The rest of the night is a bit of a blur. I remember the two of us flipping out when we saw that Adventures in Babysitting was on Netflix. We couldn’t get over how it dated–within the first 20 minutes, kids are calling each other homo and making rape jokes–but how Network, despite being nearly 40 years old, hadn’t. That film, which is about a news anchor whose ratings start to plummet and has a breakdown during a live broadcast and it’s decided to make his depressive descent into a reality TV show.
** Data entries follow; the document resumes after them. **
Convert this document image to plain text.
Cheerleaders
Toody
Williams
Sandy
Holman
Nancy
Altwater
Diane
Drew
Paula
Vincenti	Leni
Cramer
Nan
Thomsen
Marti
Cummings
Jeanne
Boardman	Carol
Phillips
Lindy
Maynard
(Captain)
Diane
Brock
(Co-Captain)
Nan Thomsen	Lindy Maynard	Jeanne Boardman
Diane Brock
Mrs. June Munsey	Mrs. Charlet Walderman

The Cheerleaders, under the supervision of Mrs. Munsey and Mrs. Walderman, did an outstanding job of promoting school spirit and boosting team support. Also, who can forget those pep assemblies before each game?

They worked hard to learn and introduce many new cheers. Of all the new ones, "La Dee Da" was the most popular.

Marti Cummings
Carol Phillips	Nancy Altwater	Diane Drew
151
It could’ve been made yesterday it felt so relevant.
Neither of us remembered that Bradley Whitford (Josh Lyman from The West Wing) plays Elizabeth Shue’s bad boyfriend in Adventures in Babysitting. And I didn’t know just how much the Beast adored Elizabeth Shue, especially her hair.
He was obsessed with her as a kid. He wanted her to be his babysitter. He had many questions about why I presently couldn’t–and wouldn’t–style my hair like hers. We also figured out that our age difference meant that, under different circumstances, I could’ve been the Beast’s babysitter.
Then, oddly, we started brainstorming some web series ideas in which we’d co-star. The Beast came up with one–far more outdated than Adventures in Babysitting–called “Blowing Your Cover” about two older undercover female agents, who both talk a little like Rosie Perez. Their undercover names are Mojito and Piña Colada. Unfortunately, they mess up every assignment because they get drunk and end up having relations with their sources. Each episode ends with their boss saying, “ARRGGG! You TWO!!! You literally blew your cover!!! AGAIN!!!!”
I can’t remember who’s playing Mojito and who is Piña Colada.
But I do recall we started making apologies for crimes committed days earlier.
Beast: I’m sorry for leaving the ironing board and iron out in the bedroom the other night.
Foodie: And I’m sorry I got so mad at you when I was trying to go to sleep but you kept pretending to be ironing your pubes.
I think we both came away learning some valuable lessons. The key to a healthy relationship is supporting each other in times of personal tribulation, and apologizing–even when you don’t always mean it.